Die Senioren Union Dorsten reagiert mit Sorge auf Berichte, wonach der Pflegegrad 1 in der gesetzlichen Pflegeversicherung gestrichen werden könnte.
Nach Einschätzung des Vorstands drohen dadurch Nachteile für Pflegebedürftige, besonders für demenzkranke Menschen und ihre Familien.
Fehlende Milliarden in der Pflegeversicherung
In der Pflegeversicherung fehlen laut aktuellen Angaben mehr als zwei Milliarden Euro. Diese Lücke beunruhigt viele Mitglieder der Senioren Union Dorsten. Innerhalb der Arbeitsgruppe „Zukunftspakt Pflege“ wird derzeit über Strukturänderungen beraten.
Aus einem Papier dieser Gruppe geht hervor, dass der Pflegegrad 1 entfallen soll. Diese Überlegung stößt bei der Senioren Union Dorsten auf deutliche Kritik.

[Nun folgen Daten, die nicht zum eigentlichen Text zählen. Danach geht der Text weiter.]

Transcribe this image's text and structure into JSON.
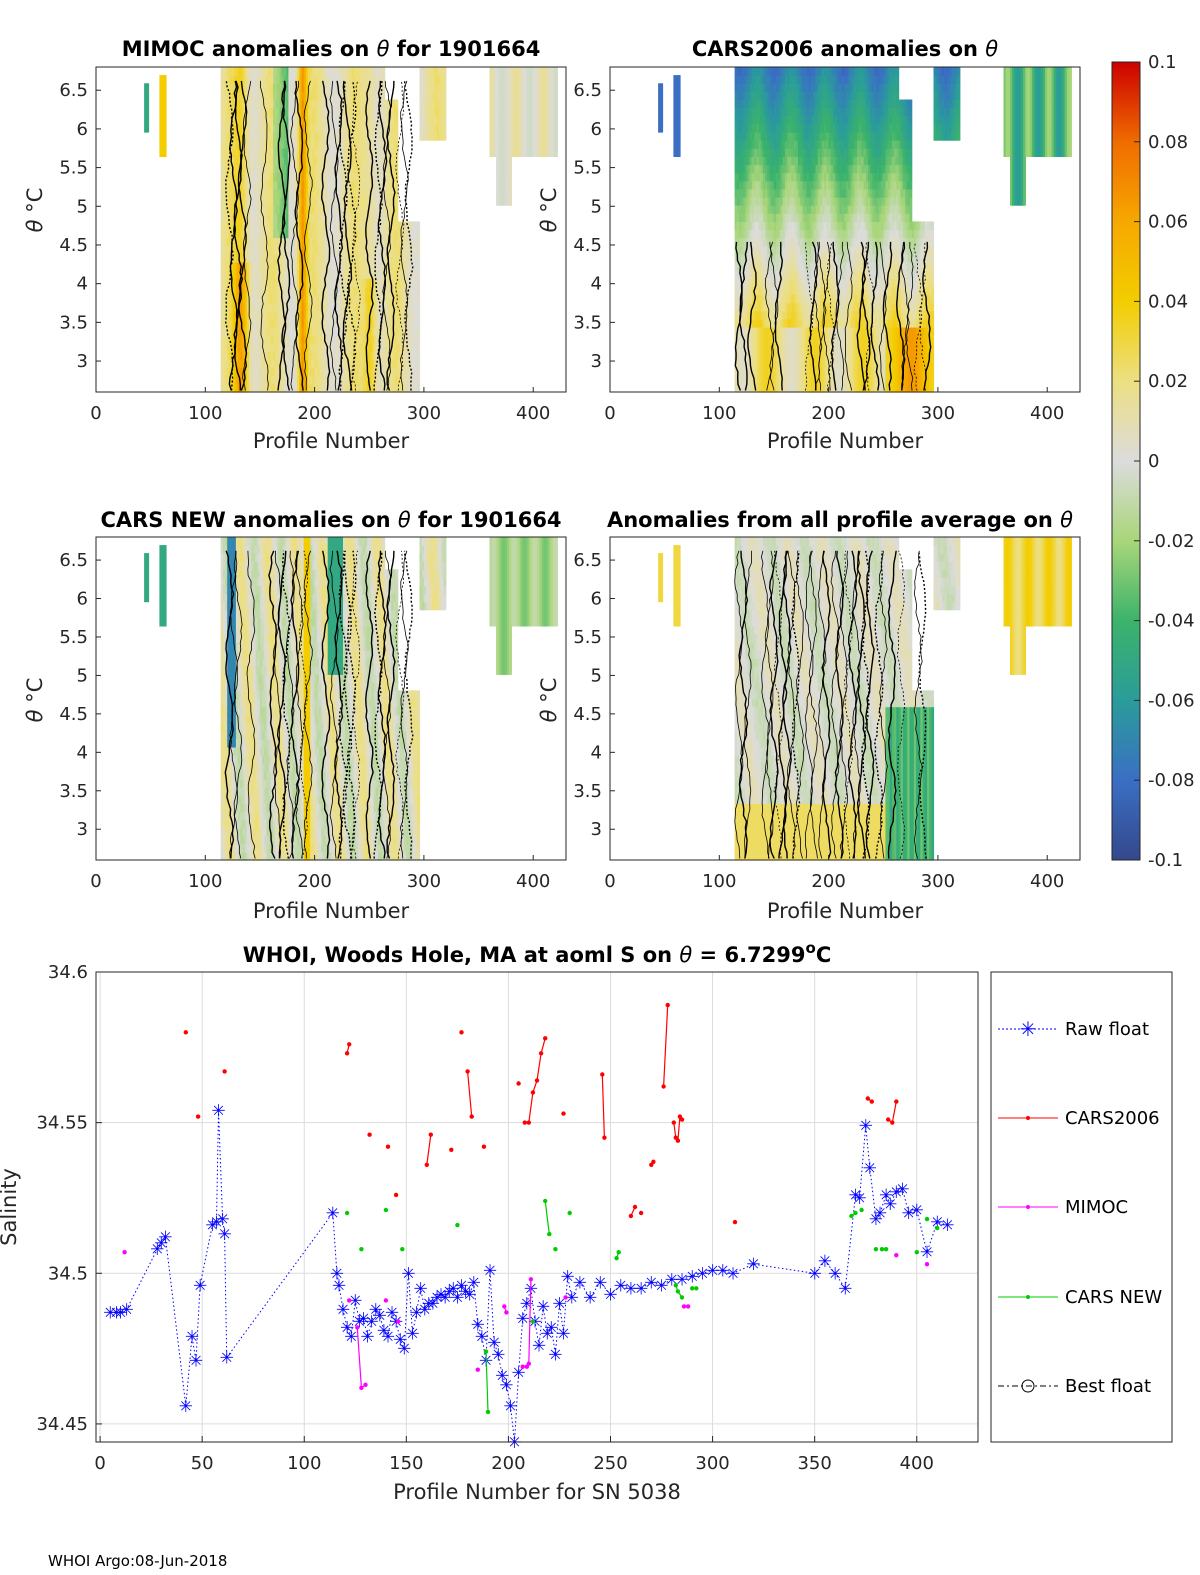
{
  "footer": "WHOI Argo:08-Jun-2018",
  "colorbar": {
    "range": [
      -0.1,
      0.1
    ],
    "ticks": [
      "0.1",
      "0.08",
      "0.06",
      "0.04",
      "0.02",
      "0",
      "-0.02",
      "-0.04",
      "-0.06",
      "-0.08",
      "-0.1"
    ]
  },
  "chart_data": [
    {
      "type": "heatmap",
      "title_prefix": "MIMOC anomalies on ",
      "theta_symbol": "θ",
      "title_suffix": "  for 1901664",
      "xlabel": "Profile Number",
      "ylabel_theta": "θ",
      "ylabel_unit": " °C",
      "xlim": [
        0,
        430
      ],
      "ylim": [
        2.6,
        6.8
      ],
      "xticks": [
        "0",
        "100",
        "200",
        "300",
        "400"
      ],
      "yticks": [
        "6.5",
        "6",
        "5.5",
        "5",
        "4.5",
        "4",
        "3.5",
        "3"
      ],
      "dominant_anomaly": "positive (0.01 to 0.08), max near profiles 130 and 190"
    },
    {
      "type": "heatmap",
      "title_prefix": "CARS2006 anomalies on ",
      "theta_symbol": "θ",
      "title_suffix": "",
      "xlabel": "Profile Number",
      "ylabel_theta": "θ",
      "ylabel_unit": " °C",
      "xlim": [
        0,
        430
      ],
      "ylim": [
        2.6,
        6.8
      ],
      "xticks": [
        "0",
        "100",
        "200",
        "300",
        "400"
      ],
      "yticks": [
        "6.5",
        "6",
        "5.5",
        "5",
        "4.5",
        "4",
        "3.5",
        "3"
      ],
      "dominant_anomaly": "negative (-0.08 to -0.04) above 4.5 °C, positive below 3.5 °C"
    },
    {
      "type": "heatmap",
      "title_prefix": "CARS NEW anomalies on ",
      "theta_symbol": "θ",
      "title_suffix": " for 1901664",
      "xlabel": "Profile Number",
      "ylabel_theta": "θ",
      "ylabel_unit": " °C",
      "xlim": [
        0,
        430
      ],
      "ylim": [
        2.6,
        6.8
      ],
      "xticks": [
        "0",
        "100",
        "200",
        "300",
        "400"
      ],
      "yticks": [
        "6.5",
        "6",
        "5.5",
        "5",
        "4.5",
        "4",
        "3.5",
        "3"
      ],
      "dominant_anomaly": "mixed, mostly near zero to slightly positive"
    },
    {
      "type": "heatmap",
      "title_prefix": "Anomalies from all profile average on ",
      "theta_symbol": "θ",
      "title_suffix": "",
      "xlabel": "Profile Number",
      "ylabel_theta": "θ",
      "ylabel_unit": " °C",
      "xlim": [
        0,
        430
      ],
      "ylim": [
        2.6,
        6.8
      ],
      "xticks": [
        "0",
        "100",
        "200",
        "300",
        "400"
      ],
      "yticks": [
        "6.5",
        "6",
        "5.5",
        "5",
        "4.5",
        "4",
        "3.5",
        "3"
      ],
      "dominant_anomaly": "near zero, slightly positive at depth, positive 0.02-0.05 for profiles 370-420"
    },
    {
      "type": "line",
      "title_prefix": "WHOI, Woods Hole, MA at aoml S on ",
      "theta_symbol": "θ",
      "title_value": " = 6.7299",
      "title_unit_sup": "o",
      "title_unit": "C",
      "xlabel": "Profile Number for SN 5038",
      "ylabel": "Salinity",
      "xlim": [
        -2,
        430
      ],
      "ylim": [
        34.444,
        34.6
      ],
      "xticks": [
        0,
        50,
        100,
        150,
        200,
        250,
        300,
        350,
        400
      ],
      "yticks": [
        34.6,
        34.55,
        34.5,
        34.45
      ],
      "ytick_labels": [
        "34.6",
        "34.55",
        "34.5",
        "34.45"
      ],
      "grid": true,
      "legend": [
        "Raw float",
        "CARS2006",
        "MIMOC",
        "CARS NEW",
        "Best float"
      ],
      "legend_placement": "outside right",
      "series": [
        {
          "name": "Raw float",
          "color": "#0000ff",
          "x": [
            5,
            8,
            10,
            13,
            28,
            30,
            32,
            42,
            45,
            47,
            49,
            55,
            57,
            58,
            60,
            61,
            62,
            114,
            116,
            117,
            119,
            121,
            123,
            125,
            127,
            129,
            131,
            133,
            135,
            137,
            139,
            141,
            143,
            145,
            147,
            149,
            151,
            153,
            155,
            157,
            159,
            161,
            163,
            165,
            167,
            169,
            171,
            173,
            175,
            177,
            179,
            181,
            183,
            185,
            187,
            189,
            191,
            193,
            195,
            197,
            199,
            201,
            203,
            205,
            207,
            209,
            211,
            213,
            215,
            217,
            219,
            221,
            223,
            225,
            227,
            229,
            231,
            235,
            240,
            245,
            250,
            255,
            260,
            265,
            270,
            275,
            280,
            285,
            290,
            295,
            300,
            305,
            310,
            320,
            350,
            355,
            360,
            365,
            370,
            372,
            375,
            377,
            380,
            382,
            385,
            387,
            390,
            393,
            396,
            400,
            405,
            410,
            415
          ],
          "y": [
            34.487,
            34.487,
            34.487,
            34.488,
            34.508,
            34.51,
            34.512,
            34.456,
            34.479,
            34.471,
            34.496,
            34.516,
            34.517,
            34.554,
            34.518,
            34.513,
            34.472,
            34.52,
            34.5,
            34.496,
            34.488,
            34.482,
            34.479,
            34.491,
            34.484,
            34.485,
            34.479,
            34.484,
            34.488,
            34.486,
            34.481,
            34.479,
            34.487,
            34.484,
            34.478,
            34.475,
            34.5,
            34.48,
            34.487,
            34.495,
            34.488,
            34.49,
            34.49,
            34.492,
            34.493,
            34.492,
            34.494,
            34.495,
            34.492,
            34.496,
            34.494,
            34.493,
            34.497,
            34.483,
            34.479,
            34.471,
            34.501,
            34.477,
            34.473,
            34.466,
            34.463,
            34.456,
            34.444,
            34.467,
            34.485,
            34.49,
            34.495,
            34.484,
            34.476,
            34.489,
            34.48,
            34.482,
            34.473,
            34.49,
            34.48,
            34.499,
            34.492,
            34.497,
            34.492,
            34.497,
            34.493,
            34.496,
            34.495,
            34.495,
            34.497,
            34.496,
            34.498,
            34.498,
            34.499,
            34.5,
            34.501,
            34.501,
            34.5,
            34.503,
            34.5,
            34.504,
            34.5,
            34.495,
            34.526,
            34.525,
            34.549,
            34.535,
            34.518,
            34.52,
            34.526,
            34.523,
            34.527,
            34.528,
            34.52,
            34.521,
            34.507,
            34.517,
            34.516
          ]
        },
        {
          "name": "CARS2006",
          "color": "#ff0000",
          "x": [
            42,
            48,
            61,
            121,
            122,
            132,
            141,
            145,
            160,
            162,
            172,
            177,
            180,
            182,
            188,
            205,
            208,
            210,
            212,
            214,
            216,
            218,
            227,
            246,
            247,
            260,
            262,
            265,
            270,
            271,
            276,
            278,
            281,
            282,
            283,
            284,
            285,
            311,
            376,
            378,
            386,
            388,
            390
          ],
          "y": [
            34.58,
            34.552,
            34.567,
            34.573,
            34.576,
            34.546,
            34.542,
            34.526,
            34.536,
            34.546,
            34.541,
            34.58,
            34.567,
            34.552,
            34.542,
            34.563,
            34.55,
            34.55,
            34.56,
            34.564,
            34.573,
            34.578,
            34.553,
            34.566,
            34.545,
            34.519,
            34.522,
            34.52,
            34.536,
            34.537,
            34.562,
            34.589,
            34.55,
            34.545,
            34.544,
            34.552,
            34.551,
            34.517,
            34.558,
            34.557,
            34.551,
            34.55,
            34.557
          ]
        },
        {
          "name": "MIMOC",
          "color": "#ff00ff",
          "x": [
            12,
            122,
            126,
            128,
            130,
            140,
            146,
            185,
            198,
            199,
            207,
            209,
            210,
            211,
            228,
            286,
            288,
            390,
            405
          ],
          "y": [
            34.507,
            34.491,
            34.482,
            34.462,
            34.463,
            34.491,
            34.484,
            34.468,
            34.489,
            34.487,
            34.469,
            34.469,
            34.47,
            34.498,
            34.492,
            34.489,
            34.489,
            34.506,
            34.503
          ]
        },
        {
          "name": "CARS NEW",
          "color": "#00cc00",
          "x": [
            121,
            128,
            140,
            148,
            175,
            189,
            190,
            212,
            218,
            220,
            223,
            230,
            253,
            254,
            282,
            283,
            285,
            290,
            292,
            368,
            370,
            373,
            380,
            383,
            385,
            400,
            405,
            410
          ],
          "y": [
            34.52,
            34.508,
            34.521,
            34.508,
            34.516,
            34.474,
            34.454,
            34.484,
            34.524,
            34.513,
            34.508,
            34.52,
            34.505,
            34.507,
            34.496,
            34.494,
            34.492,
            34.495,
            34.495,
            34.519,
            34.52,
            34.521,
            34.508,
            34.508,
            34.508,
            34.507,
            34.518,
            34.515
          ]
        },
        {
          "name": "Best float",
          "color": "#000000",
          "x": [],
          "y": []
        }
      ]
    }
  ]
}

Warum der Pflegegrad 1 wichtig ist
Mit der Einführung der Pflegegrade im Jahr 2017 wurden erstmals auch Menschen mit Demenzerkrankungen in die Pflegeversicherung aufgenommen. Viele Betroffene erhielten dadurch finanzielle Unterstützung, die es ihnen ermöglicht, den Alltag länger selbstständig zu bewältigen und den Umzug in ein Pflegeheim hinauszuschieben.

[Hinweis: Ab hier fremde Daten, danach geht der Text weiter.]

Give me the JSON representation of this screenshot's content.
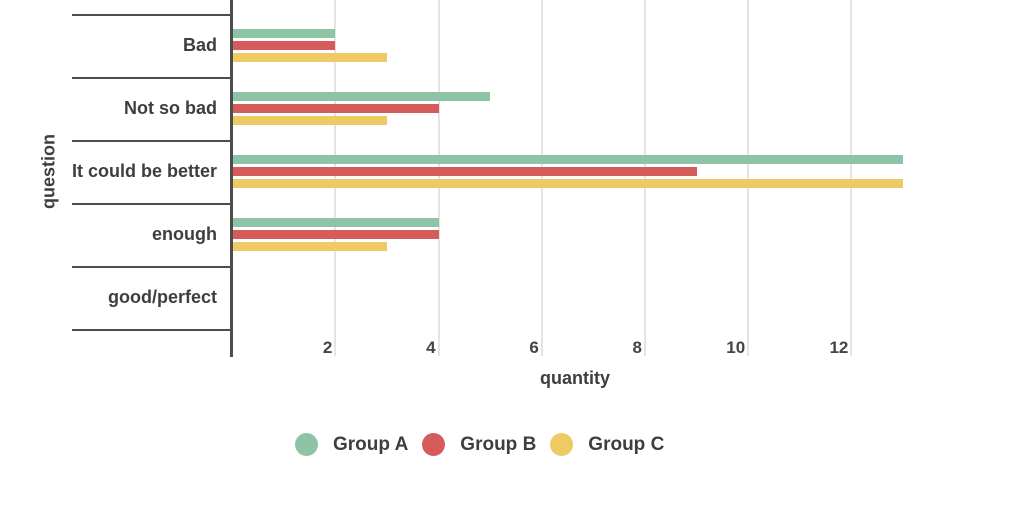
{
  "chart_data": {
    "type": "bar",
    "orientation": "horizontal",
    "title": "",
    "xlabel": "quantity",
    "ylabel": "question",
    "categories": [
      "Bad",
      "Not so bad",
      "It could be better",
      "enough",
      "good/perfect"
    ],
    "series": [
      {
        "name": "Group A",
        "color": "#8ec4a6",
        "values": [
          2,
          5,
          13,
          4,
          0
        ]
      },
      {
        "name": "Group B",
        "color": "#d65b5b",
        "values": [
          2,
          4,
          9,
          4,
          0
        ]
      },
      {
        "name": "Group C",
        "color": "#edca64",
        "values": [
          3,
          3,
          13,
          3,
          0
        ]
      }
    ],
    "x_ticks": [
      2,
      4,
      6,
      8,
      10,
      12
    ],
    "xlim": [
      0,
      15.3
    ],
    "grid": "vertical-only",
    "legend_position": "bottom-center",
    "background_color": "#ffffff",
    "axis_color": "#4d4d4d",
    "gridline_color": "#e4e4e4",
    "text_color": "#3e3e3e"
  }
}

„Die Abschaffung des Pflegegrad 1 könnte für viele Betroffene und ihre Familien eine deutliche Verschlechterung bedeuten. Ohne die bisherige Unterstützung droht für Demenzkranke schneller eine stationäre Unterbringung mit höheren Kosten für alle Beteiligten“, so wie Lambert Lütkenhorst, Vorsitzender der Senioren Union Dorsten, mitteilt.
Stimmen aus der Praxis
Auch Mitglieder der Senioren Union berichten von eigenen Erfahrungen. Eberhard, der Pflegegrad 1 bezieht und in einer Pflegeeinrichtung lebt, erklärt im Gespräch mit dem Vorstand, dass die Unterstützung unter anderem für die Reinigung seiner Wohnung verwendet wird.
Fiele diese Leistung weg, könnte er die Arbeiten wegen mehrerer gesundheitlicher Einschränkungen – darunter Herz- und Niereninsuffizienz sowie eine Gehbehinderung – nicht mehr selbst übernehmen. Aus Solidarität hat er bislang keinen höheren Pflegegrad beantragt, würde dies bei einer Abschaffung der bisherigen Regelung aber tun. Das könne, so Eberhard, die Kosten für die Pflegeversicherung zusätzlich erhöhen.
Appell an die Politik
Der Vorstand der Senioren Union Dorsten sieht die Gefahr, dass der Wegfall niedrigschwelliger Leistungen zu mehr Anträgen auf höhere Pflegegrade führt. Dadurch könnten die Ausgaben der Pflegeversicherung weiter steigen und die Solidargemeinschaft stärker belastet werden.
Die Senioren Union Dorsten appelliert deshalb an die politischen Entscheidungsträger, den Pflegegrad 1 beizubehalten und die Interessen der Pflegebedürftigen sowie ihrer Angehörigen in den Mittelpunkt der Reform zu stellen.